The obvious alternative is to have a sort of retry/backoff policy that eventually gives up, but I think that's not right. The duration of the problem does not determine whether it's retryable or not. The Sled might be offline for 12 hours because of a transient failure or it might have been permanently removed 10 seconds ago.

Getting this wrong in both directions is potentially expensive (in terms of dollars). I've worked on systems that were too eager to give up in the face of transient failures. The result was a lot of manual intervention required to recover from failures that were intended to be survivable, but just happened to last longer than we initially thought. For us, I could imagine this manifesting as an unexpected Sled reboot leaving a raft of sagas in some "need-to-be-kicked-by-an-operator" state. Of course, it's also going to generate a support call if a thing retries forever when it the operation will clearly never complete. These cases seem a lot rarer to me, but worth dealing with if we can.

Different sagas might want different policies, too. A typical "instance provision" saga probably shouldn't retry a single Sled for very long because a user is waiting. An "upgrade SSD firmware" saga probably should retry transient errors as long as we still want to upgrade the firmware.

davepacheco commented 2 years ago

@davepacheco basically said exactly what I was going to say. You can always get in this situation if the remote service doesn't respond. In many ways, I think this is actually related to #26. The problem is what to do when you decide to unwind, and the unwind fails. You only likely want to retry so much, for reasons like what @smklein mentioned.

I think you're right that this all applies to the unwind process as well. I think too in that case whether you want to keep trying isn't a function of how long it's been failing but the nature of the failure and what else you know (i.e., that the Sled is gone).

davepacheco commented 2 years ago

We just discussed this a bunch offline. This is an important point that's new to me that I think we need to elevate: it's basically not safe to have a Steno action that returns an error when it doesn't know the definitive state of whatever it's trying to do. To make it concrete: suppose you have an action that inserts a database record, and suppose the action returns an error when it cannot reach the database due to a transient failure. Now suppose you have this sequence:

  1. Execute the action. The database INSERT succeeds. The SEC crashes just before recording the "action done" log message.
  2. The SEC restarts and re-executes the action. Now you get a transient error while connecting to the database (e.g., ECONNREFUSED).
  3. The action returns an error back to Steno (wrapping the transient error).

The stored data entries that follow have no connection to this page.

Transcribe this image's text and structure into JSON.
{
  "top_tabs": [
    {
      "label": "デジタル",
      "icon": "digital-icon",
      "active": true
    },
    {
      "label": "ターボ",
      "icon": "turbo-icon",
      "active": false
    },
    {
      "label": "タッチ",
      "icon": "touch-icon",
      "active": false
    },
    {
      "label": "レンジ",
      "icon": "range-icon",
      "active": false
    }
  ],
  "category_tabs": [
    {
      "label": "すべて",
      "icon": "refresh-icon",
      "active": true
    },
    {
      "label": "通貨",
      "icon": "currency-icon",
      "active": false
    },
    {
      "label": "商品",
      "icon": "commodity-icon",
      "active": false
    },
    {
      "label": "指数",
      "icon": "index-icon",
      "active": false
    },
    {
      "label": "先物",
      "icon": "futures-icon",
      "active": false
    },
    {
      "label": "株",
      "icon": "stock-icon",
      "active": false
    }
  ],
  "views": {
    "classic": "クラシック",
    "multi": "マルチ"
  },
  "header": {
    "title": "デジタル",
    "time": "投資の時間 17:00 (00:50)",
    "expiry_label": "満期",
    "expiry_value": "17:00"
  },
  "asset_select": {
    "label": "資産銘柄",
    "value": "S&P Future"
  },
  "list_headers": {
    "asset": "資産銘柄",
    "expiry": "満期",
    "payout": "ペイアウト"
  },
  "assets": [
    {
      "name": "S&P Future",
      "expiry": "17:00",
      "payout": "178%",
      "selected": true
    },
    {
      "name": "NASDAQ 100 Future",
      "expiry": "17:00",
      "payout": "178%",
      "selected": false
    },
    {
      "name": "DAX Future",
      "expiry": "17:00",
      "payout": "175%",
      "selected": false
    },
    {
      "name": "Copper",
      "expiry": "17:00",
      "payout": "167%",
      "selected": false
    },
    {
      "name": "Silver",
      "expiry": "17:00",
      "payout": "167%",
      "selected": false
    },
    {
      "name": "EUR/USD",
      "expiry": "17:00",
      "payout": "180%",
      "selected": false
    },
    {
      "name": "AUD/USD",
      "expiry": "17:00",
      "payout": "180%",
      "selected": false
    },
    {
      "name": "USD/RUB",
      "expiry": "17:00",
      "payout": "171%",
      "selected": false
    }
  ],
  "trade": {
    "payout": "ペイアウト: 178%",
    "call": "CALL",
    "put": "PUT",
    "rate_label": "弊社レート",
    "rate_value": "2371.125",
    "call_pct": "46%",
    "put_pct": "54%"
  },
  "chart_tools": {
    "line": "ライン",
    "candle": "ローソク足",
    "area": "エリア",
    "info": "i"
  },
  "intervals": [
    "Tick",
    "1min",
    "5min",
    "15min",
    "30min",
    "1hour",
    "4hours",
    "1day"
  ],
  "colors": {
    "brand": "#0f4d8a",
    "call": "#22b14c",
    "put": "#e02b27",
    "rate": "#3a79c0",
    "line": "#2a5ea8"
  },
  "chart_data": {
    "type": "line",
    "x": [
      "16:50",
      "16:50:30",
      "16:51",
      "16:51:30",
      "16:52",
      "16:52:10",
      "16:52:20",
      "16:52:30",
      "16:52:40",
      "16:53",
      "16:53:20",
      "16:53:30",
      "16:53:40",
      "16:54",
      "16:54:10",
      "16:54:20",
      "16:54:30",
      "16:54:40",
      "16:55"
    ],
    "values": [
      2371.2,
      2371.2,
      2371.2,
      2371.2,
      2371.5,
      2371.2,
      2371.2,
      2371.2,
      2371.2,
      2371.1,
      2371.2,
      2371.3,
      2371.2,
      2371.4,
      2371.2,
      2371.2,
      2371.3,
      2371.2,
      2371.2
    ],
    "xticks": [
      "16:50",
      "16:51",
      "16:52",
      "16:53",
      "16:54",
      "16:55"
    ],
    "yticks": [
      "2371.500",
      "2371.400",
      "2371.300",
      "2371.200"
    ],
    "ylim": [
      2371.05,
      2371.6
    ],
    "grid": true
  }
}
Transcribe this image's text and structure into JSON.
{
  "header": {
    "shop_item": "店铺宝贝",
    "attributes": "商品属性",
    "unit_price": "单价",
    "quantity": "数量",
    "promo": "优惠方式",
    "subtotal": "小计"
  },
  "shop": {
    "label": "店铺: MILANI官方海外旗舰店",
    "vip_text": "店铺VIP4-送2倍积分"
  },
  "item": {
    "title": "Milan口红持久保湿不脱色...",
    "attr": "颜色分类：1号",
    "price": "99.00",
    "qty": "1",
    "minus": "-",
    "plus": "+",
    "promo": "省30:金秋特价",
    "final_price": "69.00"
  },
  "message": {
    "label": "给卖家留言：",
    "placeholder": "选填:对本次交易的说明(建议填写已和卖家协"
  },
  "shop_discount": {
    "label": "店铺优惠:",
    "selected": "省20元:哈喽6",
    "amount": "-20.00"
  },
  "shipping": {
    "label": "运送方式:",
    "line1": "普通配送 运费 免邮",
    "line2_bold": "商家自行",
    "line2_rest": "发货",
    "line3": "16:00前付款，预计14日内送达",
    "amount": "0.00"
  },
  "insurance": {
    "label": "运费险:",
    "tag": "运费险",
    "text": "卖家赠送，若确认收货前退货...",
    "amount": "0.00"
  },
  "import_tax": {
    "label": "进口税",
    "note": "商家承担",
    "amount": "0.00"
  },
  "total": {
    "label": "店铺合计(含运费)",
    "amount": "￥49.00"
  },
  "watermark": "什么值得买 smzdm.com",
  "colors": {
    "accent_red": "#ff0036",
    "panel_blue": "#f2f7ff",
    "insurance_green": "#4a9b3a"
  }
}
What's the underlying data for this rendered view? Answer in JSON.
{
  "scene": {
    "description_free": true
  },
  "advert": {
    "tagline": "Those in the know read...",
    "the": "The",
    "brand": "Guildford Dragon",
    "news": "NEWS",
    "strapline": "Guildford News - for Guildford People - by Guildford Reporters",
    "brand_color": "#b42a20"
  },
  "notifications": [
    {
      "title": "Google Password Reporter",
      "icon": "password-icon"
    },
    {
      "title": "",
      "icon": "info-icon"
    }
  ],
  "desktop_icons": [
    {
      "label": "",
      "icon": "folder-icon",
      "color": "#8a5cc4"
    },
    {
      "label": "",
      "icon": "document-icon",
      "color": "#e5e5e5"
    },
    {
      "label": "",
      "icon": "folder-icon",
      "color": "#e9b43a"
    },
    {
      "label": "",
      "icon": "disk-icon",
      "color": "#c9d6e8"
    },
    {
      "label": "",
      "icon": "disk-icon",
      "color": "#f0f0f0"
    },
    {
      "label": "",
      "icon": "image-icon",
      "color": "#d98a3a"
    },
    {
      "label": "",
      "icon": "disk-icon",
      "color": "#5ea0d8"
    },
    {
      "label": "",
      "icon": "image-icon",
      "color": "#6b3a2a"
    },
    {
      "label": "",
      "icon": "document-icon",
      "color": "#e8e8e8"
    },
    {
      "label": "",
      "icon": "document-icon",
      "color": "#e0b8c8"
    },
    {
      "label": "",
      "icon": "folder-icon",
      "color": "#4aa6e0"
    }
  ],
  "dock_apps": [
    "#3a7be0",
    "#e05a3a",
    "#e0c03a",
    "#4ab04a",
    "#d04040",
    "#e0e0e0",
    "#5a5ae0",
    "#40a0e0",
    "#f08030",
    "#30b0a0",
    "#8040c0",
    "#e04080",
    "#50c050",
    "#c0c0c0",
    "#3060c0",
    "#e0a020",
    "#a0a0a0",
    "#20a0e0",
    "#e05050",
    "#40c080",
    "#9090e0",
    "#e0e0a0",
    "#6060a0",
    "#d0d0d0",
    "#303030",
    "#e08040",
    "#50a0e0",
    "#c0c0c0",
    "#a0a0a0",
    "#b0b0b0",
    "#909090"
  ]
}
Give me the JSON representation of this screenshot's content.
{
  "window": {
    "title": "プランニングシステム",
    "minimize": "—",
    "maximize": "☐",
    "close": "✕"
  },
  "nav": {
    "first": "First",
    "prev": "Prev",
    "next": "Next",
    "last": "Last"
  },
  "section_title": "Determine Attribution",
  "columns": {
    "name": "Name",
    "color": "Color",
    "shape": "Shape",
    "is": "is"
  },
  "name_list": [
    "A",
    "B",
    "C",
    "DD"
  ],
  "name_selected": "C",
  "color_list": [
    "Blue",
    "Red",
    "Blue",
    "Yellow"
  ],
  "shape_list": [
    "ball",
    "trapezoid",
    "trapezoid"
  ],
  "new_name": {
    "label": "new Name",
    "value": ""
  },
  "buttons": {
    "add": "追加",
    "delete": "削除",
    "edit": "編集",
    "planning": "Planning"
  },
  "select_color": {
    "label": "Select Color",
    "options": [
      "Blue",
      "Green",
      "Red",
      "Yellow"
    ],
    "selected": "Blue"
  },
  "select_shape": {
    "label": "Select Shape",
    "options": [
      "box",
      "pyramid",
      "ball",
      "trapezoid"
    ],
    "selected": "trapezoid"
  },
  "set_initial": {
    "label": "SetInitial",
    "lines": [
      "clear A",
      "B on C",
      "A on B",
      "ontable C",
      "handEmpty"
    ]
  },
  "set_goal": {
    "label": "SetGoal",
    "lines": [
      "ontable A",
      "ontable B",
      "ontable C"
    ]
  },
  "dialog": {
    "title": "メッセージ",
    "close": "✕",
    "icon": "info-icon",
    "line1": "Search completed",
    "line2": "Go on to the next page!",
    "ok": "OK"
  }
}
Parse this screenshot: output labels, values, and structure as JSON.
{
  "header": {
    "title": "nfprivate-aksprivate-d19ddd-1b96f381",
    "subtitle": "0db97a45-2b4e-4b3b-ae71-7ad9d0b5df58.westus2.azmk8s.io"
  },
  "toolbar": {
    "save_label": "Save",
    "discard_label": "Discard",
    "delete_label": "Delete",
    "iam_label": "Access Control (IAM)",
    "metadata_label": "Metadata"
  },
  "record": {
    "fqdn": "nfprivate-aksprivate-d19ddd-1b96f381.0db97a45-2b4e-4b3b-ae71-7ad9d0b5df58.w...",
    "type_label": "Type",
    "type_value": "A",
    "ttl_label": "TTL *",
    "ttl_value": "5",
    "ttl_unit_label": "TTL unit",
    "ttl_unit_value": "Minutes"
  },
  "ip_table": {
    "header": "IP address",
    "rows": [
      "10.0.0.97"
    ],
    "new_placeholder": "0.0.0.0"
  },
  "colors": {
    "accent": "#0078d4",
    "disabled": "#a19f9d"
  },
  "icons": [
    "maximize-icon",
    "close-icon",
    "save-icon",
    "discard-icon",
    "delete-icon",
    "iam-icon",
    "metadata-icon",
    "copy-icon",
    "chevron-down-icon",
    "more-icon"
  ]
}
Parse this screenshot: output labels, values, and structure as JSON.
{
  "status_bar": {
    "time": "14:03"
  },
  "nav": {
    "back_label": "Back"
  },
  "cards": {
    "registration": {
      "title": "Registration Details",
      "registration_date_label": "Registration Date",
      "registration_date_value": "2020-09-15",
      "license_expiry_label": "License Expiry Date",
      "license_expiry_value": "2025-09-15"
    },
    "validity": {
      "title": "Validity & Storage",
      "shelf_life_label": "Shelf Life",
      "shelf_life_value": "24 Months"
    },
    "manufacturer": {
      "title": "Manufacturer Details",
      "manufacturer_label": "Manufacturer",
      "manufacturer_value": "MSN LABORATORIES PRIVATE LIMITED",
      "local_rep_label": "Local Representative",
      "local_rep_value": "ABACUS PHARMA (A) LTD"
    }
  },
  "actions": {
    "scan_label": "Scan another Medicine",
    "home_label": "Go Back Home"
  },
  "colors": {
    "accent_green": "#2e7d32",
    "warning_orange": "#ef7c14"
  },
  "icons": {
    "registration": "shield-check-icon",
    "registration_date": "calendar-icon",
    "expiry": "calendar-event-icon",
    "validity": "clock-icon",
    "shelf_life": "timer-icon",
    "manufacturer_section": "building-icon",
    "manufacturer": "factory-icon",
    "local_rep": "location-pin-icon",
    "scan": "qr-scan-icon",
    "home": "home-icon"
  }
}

This would be incorrect! At step 3, Steno will unwind the saga, but not the node that just failed. Thus, you'll be left with the extra record inserted in the database that will never be cleaned up.

The takeaway is that an action must not return to Steno (success or failure) unless it knows definitively that it has completed successfully or failed, and if it failed, then it has definitely made no net change on the system (neither in this invocation nor any previous one). That sounds like a tall order, but it just means retrying transient failures until the remote system gives you a clear response.

This is not obvious. It'd be easy to think you could return transient errors back to Steno and things would be fine (and they would be, most of the time).

I think we should try to communicate this more clearly by:

davepacheco commented 2 years ago

From the discussion, I think we settled on some takeaways:

jmpesp commented 2 years ago

As I said in my previous comment: the current Steno ActionFailed variant should only be used for permanent (i.e., non-retryable) errors when the action knows that it hasn't made any net change to the system. This variant triggers a graceful unwinding of the saga, undoing anything that's been done so far, but it does not undo the current node.

Based on reading this, I wonder if the variant should be changed to capture that intent: something like DesiredChangeFailed. Returning this means the action knows it didn't make the desired change to the system, and that it's not transient.